Rather than chasing scale, GCCs are prioritising capability. Many are drawing experienced engineers from IT services, attracted by better pay and R&D-driven environments.

Startups: Multi-Skilled and AI-First

Startups have embraced AI as a business enabler, not just a backend tool. Hiring for full-stack developers, growth managers, and AI product leads has risen 21%, while demand for generic operational roles has dipped 11%.

Founders are seeking lean, multi-functional talent who can straddle both tech and business outcomes, a break from the siloed hiring patterns of the past.

The Experience Premium

Hiring is skewing sharply toward specialists:

Experience Level Share of IT Job Postings YoY Trend 0–3 years 21% -12% 4–6 years 30% +21% 7–10 years 17% +8%

Basic coding and bug fixes — once the bread and butter of junior engineers — are now automated. Organisations want mid-senior professionals who can drive strategy and solve complex problems.

Another structural change is the rise of contractual work. Today, 32% of tech roles are contract-based, growing 33% YoY. In AI, machine learning, and cloud, contractual hiring is up 24%, as firms chase project-specific expertise.

Net New Jobs or Job Displacement?

The question looms: is AI creating more jobs than it displaces?

Yuvraj Shidhaye, Founder and Director, TreadBinary, believes new oversight roles will emerge. “There will be a growing need for professionals who can regulate AI outputs from a compliance perspective. Every organisation will need AI policy oversight roles over the next three to five years.”

He added that while repetitive, SOP-driven tasks are at risk, new opportunities in quality control and policy implementation are already on the rise.

Beyond Tech Skills: Human Strengths

For Nipun Sharma, CEO, TeamLease Degree Apprenticeship, AI is forcing companies to value uniquely human strengths alongside deep-tech expertise.

“Deep-tech roles like AI/ML engineers, data scientists, and cybersecurity experts remain indispensable. But skills like critical thinking, emotional intelligence, and creative problem-solving are equally critical. Prompt engineers and UI/UX designers, for instance, are roles where human judgment and ethics cannot be automated,” he said.

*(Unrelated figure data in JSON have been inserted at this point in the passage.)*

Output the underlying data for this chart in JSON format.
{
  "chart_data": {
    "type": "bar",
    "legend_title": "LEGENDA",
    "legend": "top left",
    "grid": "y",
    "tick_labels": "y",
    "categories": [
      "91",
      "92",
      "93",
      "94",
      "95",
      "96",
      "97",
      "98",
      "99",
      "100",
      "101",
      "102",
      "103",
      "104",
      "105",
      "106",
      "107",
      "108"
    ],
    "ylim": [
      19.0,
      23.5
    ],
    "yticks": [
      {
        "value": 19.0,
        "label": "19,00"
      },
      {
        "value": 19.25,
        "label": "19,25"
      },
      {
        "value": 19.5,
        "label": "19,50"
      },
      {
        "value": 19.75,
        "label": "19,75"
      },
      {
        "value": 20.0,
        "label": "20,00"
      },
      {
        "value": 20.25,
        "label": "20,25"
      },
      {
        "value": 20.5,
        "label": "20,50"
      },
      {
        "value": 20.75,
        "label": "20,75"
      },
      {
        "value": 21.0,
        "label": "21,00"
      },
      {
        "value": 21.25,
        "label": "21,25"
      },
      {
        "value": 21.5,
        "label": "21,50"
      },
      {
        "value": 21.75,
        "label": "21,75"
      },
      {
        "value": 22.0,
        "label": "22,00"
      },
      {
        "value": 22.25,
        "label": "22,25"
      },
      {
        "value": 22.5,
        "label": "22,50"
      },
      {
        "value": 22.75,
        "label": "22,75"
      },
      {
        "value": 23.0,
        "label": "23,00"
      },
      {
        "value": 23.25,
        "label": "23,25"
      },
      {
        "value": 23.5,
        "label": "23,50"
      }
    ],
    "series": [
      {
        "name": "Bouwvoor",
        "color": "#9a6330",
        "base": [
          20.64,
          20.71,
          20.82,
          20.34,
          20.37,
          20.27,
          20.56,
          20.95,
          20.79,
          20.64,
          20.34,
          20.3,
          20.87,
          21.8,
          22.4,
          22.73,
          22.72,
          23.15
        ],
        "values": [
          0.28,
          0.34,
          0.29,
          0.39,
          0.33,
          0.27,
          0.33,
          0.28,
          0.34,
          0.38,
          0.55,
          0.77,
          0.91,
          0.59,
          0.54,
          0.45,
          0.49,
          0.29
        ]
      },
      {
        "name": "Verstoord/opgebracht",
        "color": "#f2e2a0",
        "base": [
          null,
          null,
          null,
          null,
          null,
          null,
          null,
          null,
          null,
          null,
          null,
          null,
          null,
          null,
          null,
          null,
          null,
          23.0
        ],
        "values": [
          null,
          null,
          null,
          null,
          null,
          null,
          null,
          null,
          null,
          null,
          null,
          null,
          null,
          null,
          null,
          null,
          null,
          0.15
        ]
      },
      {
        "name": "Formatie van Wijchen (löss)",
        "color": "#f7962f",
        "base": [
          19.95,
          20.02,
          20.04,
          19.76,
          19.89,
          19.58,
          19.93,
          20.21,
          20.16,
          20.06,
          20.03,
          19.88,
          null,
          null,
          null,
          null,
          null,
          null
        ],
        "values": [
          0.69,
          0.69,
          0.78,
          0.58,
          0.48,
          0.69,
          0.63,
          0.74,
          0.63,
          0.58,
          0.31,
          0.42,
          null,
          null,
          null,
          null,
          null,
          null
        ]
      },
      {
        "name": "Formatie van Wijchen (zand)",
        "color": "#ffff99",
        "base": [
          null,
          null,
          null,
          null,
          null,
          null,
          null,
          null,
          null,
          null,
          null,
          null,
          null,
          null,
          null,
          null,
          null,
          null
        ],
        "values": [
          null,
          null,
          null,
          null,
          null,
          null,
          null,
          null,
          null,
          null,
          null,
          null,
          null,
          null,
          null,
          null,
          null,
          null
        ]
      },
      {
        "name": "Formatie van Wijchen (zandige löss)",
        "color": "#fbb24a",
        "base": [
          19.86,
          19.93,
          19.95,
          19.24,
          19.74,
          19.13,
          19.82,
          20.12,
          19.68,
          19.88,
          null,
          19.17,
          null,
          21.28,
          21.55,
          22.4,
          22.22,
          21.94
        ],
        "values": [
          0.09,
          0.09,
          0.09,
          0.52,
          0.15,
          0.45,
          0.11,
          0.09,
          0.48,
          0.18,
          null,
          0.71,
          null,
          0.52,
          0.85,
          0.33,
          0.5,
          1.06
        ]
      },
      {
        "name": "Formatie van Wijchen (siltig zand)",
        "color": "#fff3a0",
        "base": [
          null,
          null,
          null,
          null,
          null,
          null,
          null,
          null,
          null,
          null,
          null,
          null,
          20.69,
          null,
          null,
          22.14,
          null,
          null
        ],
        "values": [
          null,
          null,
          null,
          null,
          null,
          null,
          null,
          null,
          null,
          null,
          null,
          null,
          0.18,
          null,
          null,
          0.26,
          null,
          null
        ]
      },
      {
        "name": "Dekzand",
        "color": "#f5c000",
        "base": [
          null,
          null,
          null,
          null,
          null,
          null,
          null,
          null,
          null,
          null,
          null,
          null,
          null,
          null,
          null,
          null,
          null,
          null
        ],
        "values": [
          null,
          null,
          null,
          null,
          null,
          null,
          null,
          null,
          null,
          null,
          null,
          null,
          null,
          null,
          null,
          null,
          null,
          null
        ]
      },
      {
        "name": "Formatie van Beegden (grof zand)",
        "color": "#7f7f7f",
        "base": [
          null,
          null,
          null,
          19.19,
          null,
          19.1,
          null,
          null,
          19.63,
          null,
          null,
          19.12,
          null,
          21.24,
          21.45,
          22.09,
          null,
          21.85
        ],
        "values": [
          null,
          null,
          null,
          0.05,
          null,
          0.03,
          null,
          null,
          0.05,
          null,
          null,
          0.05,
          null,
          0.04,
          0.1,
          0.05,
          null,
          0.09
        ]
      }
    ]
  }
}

Sharma warned that relying solely on mid-senior hiring is shortsighted. Only 20–25% of India’s 1.5 million annual engineering graduates are absorbed into field roles, a sign of narrowing opportunities for freshers. To keep the pipeline healthy, companies need structured entry-level programs, apprenticeships, and digital fluency initiatives in Tier-2 and Tier-3 cities.

The Bigger Picture

India’s IT industry is shifting from volume-based hiring to a skills-first economy. Automation may be absorbing entry-level jobs, but AI is also birthing new roles in oversight, governance, and design.

The challenge ahead is balance: scaling up specialised hiring while ensuring the next generation of engineers is not locked out.

As Bhimrajka summed it up, companies are no longer just hiring coders. “They’re building teams that can design, deploy, and refine AI-powered solutions at scale.”